The Financial Conduct Authority is under growing pressure to re-think plans to link Sipp capital requirements to a firm’s assets under administration after a Freedom of Information request revealed “minimal” industry support for the proposal.
The regulator is currently consulting on proposals to change the basis of the capital adequacy calculation from expenditure to assets under administration.
In addition, the regulator wants to raise the minimum amount of capital a Sipp administrator needs to hold from £5,000 to £20,000.
Amps has obtained 55 of the 57 industry responses to the consultation through a FoI request. It says while there was “strong backing” for extra consumer protection, there was “minimal support” for the formula the regulator has proposed.
Amps chairman Andrew Roberts says, as an interim measure, the FCA should raise the minimum capital level to £50,000. He says the regulator should then carry out more detailed analysis of the appropriateness of basing Sipp capital requirements on assets rather than expenditure.
Roberts says: “The rules do not need to be over-engineered and simplicity has its advantages. The final outcome should present prudential requirements that do not needlessly force out well-run Sipp firms.

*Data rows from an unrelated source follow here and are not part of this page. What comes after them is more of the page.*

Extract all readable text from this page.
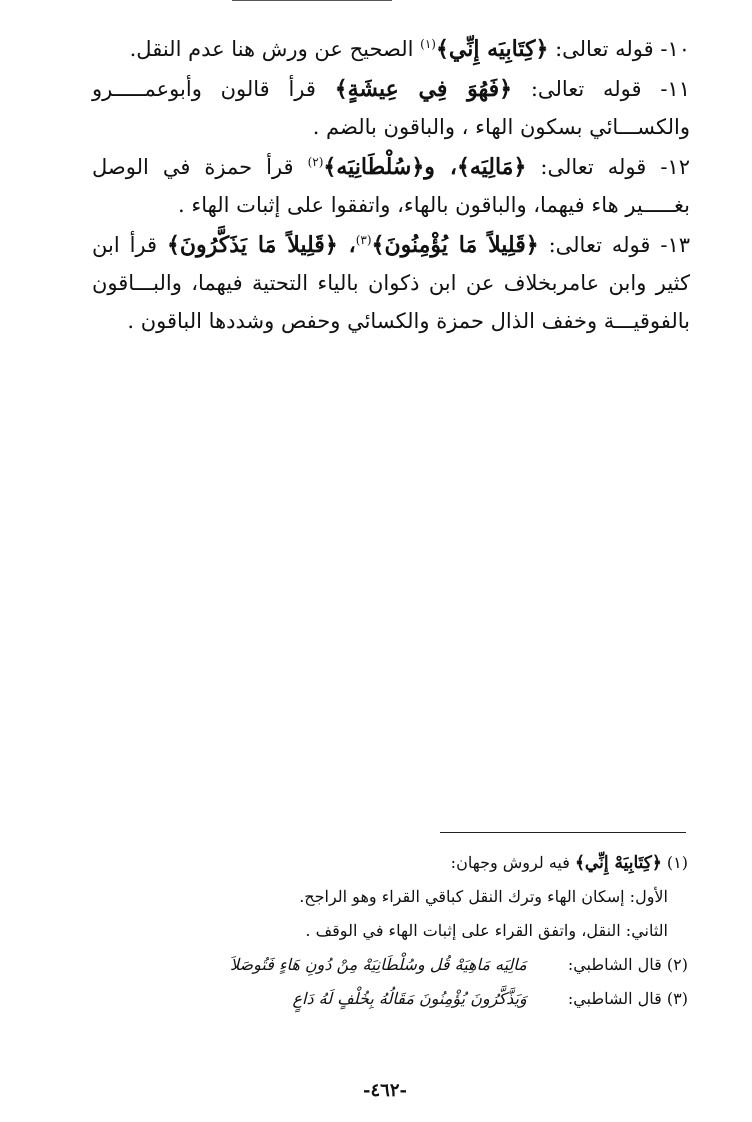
١٠- قوله تعالى: ﴿كِتَابِيَه إِنِّي﴾$^{(١)}$ الصحيح عن ورش هنا عدم النقل.

١١- قوله تعالى: ﴿فَهُوَ فِي عِيشَةٍ﴾ قرأ قالون وأبوعمـــــرو والكســـائي بسكون الهاء ، والباقون بالضم .

١٢- قوله تعالى: ﴿مَالِيَه﴾، و﴿سُلْطَانِيَه﴾$^{(٢)}$ قرأ حمزة في الوصل بغـــــير هاء فيهما، والباقون بالهاء، واتفقوا على إثبات الهاء .

١٣- قوله تعالى: ﴿قَلِيلاً مَا يُؤْمِنُونَ﴾$^{(٣)}$، ﴿قَلِيلاً مَا يَذَكَّرُونَ﴾ قرأ ابن كثير وابن عامربخلاف عن ابن ذكوان بالياء التحتية فيهما، والبـــاقون بالفوقيـــة وخفف الذال حمزة والكسائي وحفص وشددها الباقون .

(١) ﴿كِتَابِيَهْ إِنِّي﴾ فيه لروش وجهان:

الأول: إسكان الهاء وترك النقل كباقي القراء وهو الراجح.

الثاني: النقل، واتفق القراء على إثبات الهاء في الوقف .

(٢) قال الشاطبي: مَالِيَه مَاهِيَهْ قُل وسُلْطَانِيَهْ مِنْ دُونِ هَاءٍ فَتُوصَلاَ

(٣) قال الشاطبي: وَيَذَّكَّرُونَ يُؤْمِنُونَ مَقَالُهُ بِخُلْفٍ لَهُ دَاعٍ

-٤٦٢-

“The FCA has an unenviable task in settling on a system that will be fit for purpose in years to come but will be under pressure to increase current requirements.
“I suggest that every Sipp provider is mandated to move to 13 weeks’ expenditure as an interim measure, with a minimum of £50,000. This would provide higher consumer protection than is already in force.
“The FCA can then explore whether there is any need to increase the capital requirement above this level, or move from expenditure to turnover.
“If evidence shows that consumers are not sufficiently protected at the new level, they should investigate a formula having regard to the number of in force Sipps and the nature of the underlying investments.”